9. Il résulte de ces dispositions qu’une somme indûment versée par une personne publique à l’un de ses agents au titre de sa rémunération peut, en principe, être répétée dans un délai de deux ans à compter du premier jour du mois suivant celui de sa date de mise en paiement sans que puisse y faire obstacle la circonstance que la décision créatrice de droits qui en constitue le fondement ne peut plus être retirée. Sauf dispositions spéciales, les règles fixées par l’article 37-1 de la loi du 12 avril 2000 sont applicables à l’ensemble des sommes indûment versées par des personnes publiques à leurs agents à titre de rémunération, y compris les avances et, faute d’avoir été précomptées sur la rémunération, les contributions ou cotisations sociales. En l’absence de toute autre disposition applicable, les causes d’interruption et de suspension de la prescription biennale instituée par les dispositions de l’article 37-1 de la loi du 12 avril 2000 sont régies par les principes dont s’inspirent les dispositions du titre XX du livre III du code civil. Il en résulte que tant la lettre par laquelle l’administration informe un agent public de son intention de répéter une somme versée indûment qu’un ordre de reversement ou un titre exécutoire interrompent la prescription à la date de leur notification. La preuve de celle-ci incombe à l’administration.
10. Il résulte de l’instruction que la somme dont il est demandé le remboursement à Mme F résulte de sommes qui ont été versées sur la paie des mois de février à juin 2022. La répétition de cette somme a été décidée par courrier du 14 juin 2022, soit moins de deux ans après le premier jour du mois suivant le versement de la somme indue.
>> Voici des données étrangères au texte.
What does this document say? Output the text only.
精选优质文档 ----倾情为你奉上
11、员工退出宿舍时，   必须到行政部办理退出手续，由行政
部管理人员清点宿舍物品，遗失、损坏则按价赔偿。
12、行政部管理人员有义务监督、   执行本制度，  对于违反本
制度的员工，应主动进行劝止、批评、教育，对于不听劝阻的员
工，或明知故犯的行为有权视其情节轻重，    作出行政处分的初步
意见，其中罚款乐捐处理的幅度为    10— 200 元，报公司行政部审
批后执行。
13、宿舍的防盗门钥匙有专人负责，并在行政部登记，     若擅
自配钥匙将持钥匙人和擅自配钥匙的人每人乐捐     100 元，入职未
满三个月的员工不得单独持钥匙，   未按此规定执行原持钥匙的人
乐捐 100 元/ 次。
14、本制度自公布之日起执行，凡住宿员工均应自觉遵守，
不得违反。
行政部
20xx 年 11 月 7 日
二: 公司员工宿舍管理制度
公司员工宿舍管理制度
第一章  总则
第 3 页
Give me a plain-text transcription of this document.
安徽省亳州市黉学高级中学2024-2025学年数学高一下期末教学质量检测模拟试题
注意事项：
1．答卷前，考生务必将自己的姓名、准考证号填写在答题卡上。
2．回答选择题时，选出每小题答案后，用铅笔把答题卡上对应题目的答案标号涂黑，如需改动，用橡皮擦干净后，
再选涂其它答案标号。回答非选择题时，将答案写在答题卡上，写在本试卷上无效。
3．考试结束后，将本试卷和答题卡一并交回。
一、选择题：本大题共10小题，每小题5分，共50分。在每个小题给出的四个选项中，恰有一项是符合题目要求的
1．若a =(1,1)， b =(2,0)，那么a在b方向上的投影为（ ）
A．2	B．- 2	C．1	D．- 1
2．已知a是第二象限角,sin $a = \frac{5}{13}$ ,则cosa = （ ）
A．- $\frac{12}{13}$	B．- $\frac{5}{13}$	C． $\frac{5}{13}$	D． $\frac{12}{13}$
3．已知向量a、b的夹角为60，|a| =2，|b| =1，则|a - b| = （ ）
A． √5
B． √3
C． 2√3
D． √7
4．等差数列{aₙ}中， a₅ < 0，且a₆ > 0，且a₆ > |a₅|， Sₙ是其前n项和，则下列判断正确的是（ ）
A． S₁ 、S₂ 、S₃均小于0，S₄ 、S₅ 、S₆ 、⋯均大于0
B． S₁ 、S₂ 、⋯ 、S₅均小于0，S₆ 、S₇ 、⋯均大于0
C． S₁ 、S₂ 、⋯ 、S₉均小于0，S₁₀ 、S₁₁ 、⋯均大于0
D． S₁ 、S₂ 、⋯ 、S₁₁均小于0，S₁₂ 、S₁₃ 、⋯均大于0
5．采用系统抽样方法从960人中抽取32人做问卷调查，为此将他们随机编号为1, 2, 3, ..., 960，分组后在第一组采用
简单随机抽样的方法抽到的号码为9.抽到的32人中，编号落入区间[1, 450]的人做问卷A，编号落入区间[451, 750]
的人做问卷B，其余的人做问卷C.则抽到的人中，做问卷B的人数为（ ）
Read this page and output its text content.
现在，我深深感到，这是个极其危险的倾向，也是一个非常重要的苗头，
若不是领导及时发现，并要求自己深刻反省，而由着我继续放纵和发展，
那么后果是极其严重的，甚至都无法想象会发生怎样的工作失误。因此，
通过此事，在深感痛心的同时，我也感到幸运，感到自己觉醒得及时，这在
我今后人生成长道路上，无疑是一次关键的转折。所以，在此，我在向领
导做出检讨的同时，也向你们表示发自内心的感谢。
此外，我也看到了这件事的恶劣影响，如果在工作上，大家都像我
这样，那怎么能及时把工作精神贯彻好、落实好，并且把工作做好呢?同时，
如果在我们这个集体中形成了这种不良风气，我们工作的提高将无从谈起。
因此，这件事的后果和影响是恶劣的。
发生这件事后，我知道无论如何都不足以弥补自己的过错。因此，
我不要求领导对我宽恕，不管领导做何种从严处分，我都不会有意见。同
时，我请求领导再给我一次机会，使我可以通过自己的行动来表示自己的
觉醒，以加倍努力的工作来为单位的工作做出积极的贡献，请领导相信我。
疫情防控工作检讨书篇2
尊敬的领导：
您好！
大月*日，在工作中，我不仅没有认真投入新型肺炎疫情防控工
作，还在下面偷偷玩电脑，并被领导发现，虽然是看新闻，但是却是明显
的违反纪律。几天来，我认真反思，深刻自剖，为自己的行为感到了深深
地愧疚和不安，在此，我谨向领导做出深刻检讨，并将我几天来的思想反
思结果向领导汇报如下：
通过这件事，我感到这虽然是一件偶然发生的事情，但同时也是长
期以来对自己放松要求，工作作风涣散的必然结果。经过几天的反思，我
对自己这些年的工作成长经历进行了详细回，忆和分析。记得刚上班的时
Par suite, le moyen, à le supposer soulevé, tiré de la prescription de la créance doit être écarté.
11. Il résulte de tout ce qui précède que les conclusions présentées par Mme F tendant à l’annulation de la décision du 14 juin 2022 par laquelle le SAGIPE d’Eure-et-Loir lui a demandé le remboursement d’un trop perçu de rémunération ensemble la décision du 26 octobre 2022 rejetant son recours gracieux du 18 août 2022 doivent être rejetées ainsi que, par voie de conséquence, ses conclusions à fin d’injonction et d’astreinte et celles qu’elle présente sur le fondement des dispositions de l’article L. 761-1 du code de justice administrative.
D E C I D E :
Article 1er : La requête de Mme F est rejetée.
Article 2 : Le présent jugement sera notifié à Mme D F et au recteur de l’académie d’Orléans-Tours.
Délibéré après l’audience du 18 mars 2025, à laquelle siégeaient :
Mme Lefebvre-Soppelsa, présidente,
Mme Keiflin, première conseillère,
M. Garros, conseiller.
Rendu public par mise à disposition au greffe le 29 avril 2025.
La rapporteure,
Laura KEIFLIN
La présidente,
Anne LEFEBVRE-SOPPELSA
La greffière,
Nadine PENNETIER-MOINET
La République mande et ordonne à la ministre de l’éducation nationale, de l’enseignement supérieur et de la recherche en ce qui la concerne ou à tous commissaires de justice à ce requis en ce qui concerne les voies de droit commun contre les parties privées, de pourvoir à l’exécution de la présente décision.